History of a New Technology - Part 1

  • 10/4/2026
  • 4-minute read

The Rediscovery of CO2​ in refrigeration

1. Introduction: The Era of Natural Fluids and the Advent of Synthetics

Mechanical refrigeration took its first steps around 1850. Until 1930, systems exclusively used natural fluids, including ammonia, sulfur dioxide, and—starting in 1890—carbon dioxide.

A major turning point occurred around 1930 with the synthesis of the first artificial refrigerants, such as R12 and R11. These “miracle” molecules quickly replaced most of the natural fluids in use, with the exception of ammonia, which remained the standard in large industrial plants. It was only fifty years later that the truth emerged: those synthetic substances that made refrigeration systems so simple and efficient were damaging the environment.

2. The Montreal Protocol: An Industrial Earthquake

The modern cooling industry grew up relying on synthetic refrigerants: CFCs (chlorofluorocarbons) and HCFCs (hydrochlorofluorocarbons). Both contained chlorine, one harmful substance for atmospheric ozone.

In the decade between 1990 and 2000, I lived through this change on the front lines as a technical manager of a large commercial refrigeration company. It was a time when established certainties were overturned by scientific evidence. Studies by Rowland, Molina, and Crutzen (Nobel Prize winners in 1995) proved that chlorine, and bromine, were responsible for the “hole” in the ozone layer. The Montreal Protocol (1987) mandated the phase-out of the fluids containing these elements; now, in 2026 and after several years from ban of harmful substances and with ozone hole recovering, we can say that Montreal Protocol was an environmental success, but at that time for the industry it was a kind of earthquake.

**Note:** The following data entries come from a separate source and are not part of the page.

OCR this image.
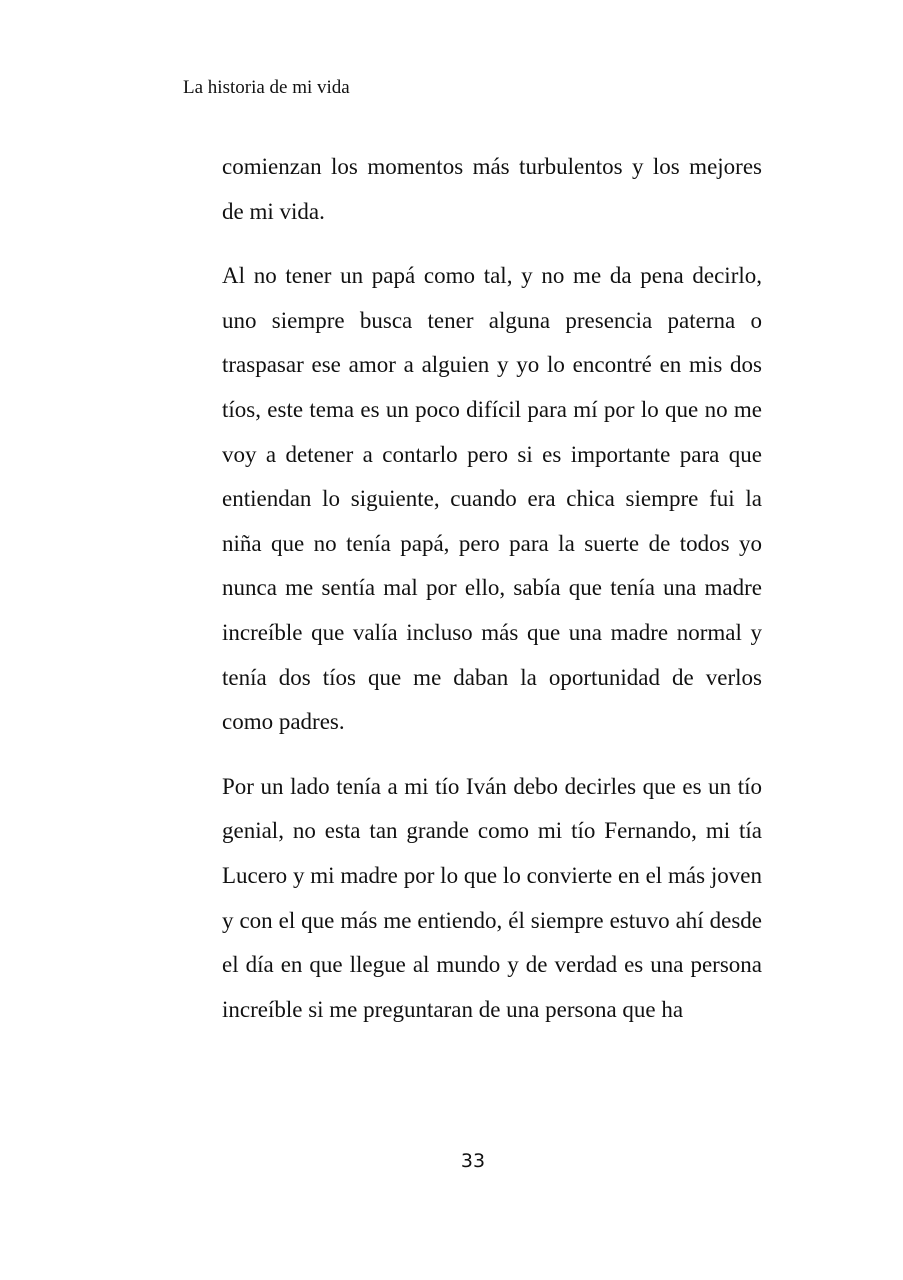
La historia de mi vida

comienzan los momentos más turbulentos y los mejores de mi vida.

Al no tener un papá como tal, y no me da pena decirlo, uno siempre busca tener alguna presencia paterna o traspasar ese amor a alguien y yo lo encontré en mis dos tíos, este tema es un poco difícil para mí por lo que no me voy a detener a contarlo pero si es importante para que entiendan lo siguiente, cuando era chica siempre fui la niña que no tenía papá, pero para la suerte de todos yo nunca me sentía mal por ello, sabía que tenía una madre increíble que valía incluso más que una madre normal y tenía dos tíos que me daban la oportunidad de verlos como padres.

Por un lado tenía a mi tío Iván debo decirles que es un tío genial, no esta tan grande como mi tío Fernando, mi tía Lucero y mi madre por lo que lo convierte en el más joven y con el que más me entiendo, él siempre estuvo ahí desde el día en que llegue al mundo y de verdad es una persona increíble si me preguntaran de una persona que ha

33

3. The Ozone Crisis and the Role of R22

The sector’s first response was pragmatic: falling back on R22 (an HCFC), which had a significantly lower Ozone Depletion Potential (ODP) than CFCs (0.05 versus 1.0). However, R22 was not suitable for all applications. Consequently, the chemical industry began proposing HFCs (hydrofluorocarbons), fluids with zero ODP because they did not contain chlorine.

The market was searching for the “ultimate refrigerant,” but a new obstacle soon appeared: HFCs, much like CFCs and HCFCs, contributed heavily to the greenhouse effect.

4. From the Ozone Problem to Global Warming (GWP)

While efforts were being made to save the ozone, the issue of the greenhouse effect and global warming emerged with force. To measure the impact of these fluids, GWP (Global Warming Potential) was defined. New refrigerants like R404A or R134a, despite being “Ozone Friendly,” turned out to be extremely powerful greenhouse gases.

To put it in perspective: just one kilogram of R404A released into the atmosphere has an impact equivalent to nearly 4 tons of CO2​.

During those years, we witnessed a chaotic proliferation of new refrigerants and blends. Complexity increased drastically:

  • For manufacturers: Every new fluid required long and time consuming compatibility and reliability tests.
  • For technicians: Managing several different cylinders and oils became an unsustainable burden.

Above all, there was no clear direction—a total lack of ideas on how to solve this situation at its root. Various methods were proposed, some of them difficult to believe today, e.g. acetone with CO2 as a brine or Flo-ice.

5. The Limitations of Indirect Systems

To reduce the charge of synthetic gases, some companies tried the path of indirect systems: a reduced primary circuit cooled a secondary fluid (glycol water) to be pumped to the end users. However, field analysis revealed insurmountable physical limits:

  • Low energy efficiency: Intermediate heat exchangers and pumps for viscous liquids increased electricity consumption, making not sustainable, at least for low-temperature applications, an indirect system.
  • Low reliability: The use of aggressive secondary fluids (such as acetate or formiate of potassium) caused frequent corrosion.
  • Costs: Mechanical complexity made the systems more expensive and prone to failure.

Conclusion: Toward the CO2​ Revolution

By the late 1990s, it was clear that adding layers of complexity or seeking new synthetic molecules was not the final solution. While Southern Europe remained anchored to old patterns, news filtered in from Northern Europe regarding the use of carbon dioxide (CO2​ or R744) as a phase-changing secondary fluid.

Using CO2​ not merely as a secondary fluid, but directly as the primary fluid—an idea that seemed obvious by that point—would not just be an evolution, but a revolution. In 1995, however, this meant embarking on a massive industrial effort: components had to be designed from scratch because they simply did not yet exist on the market.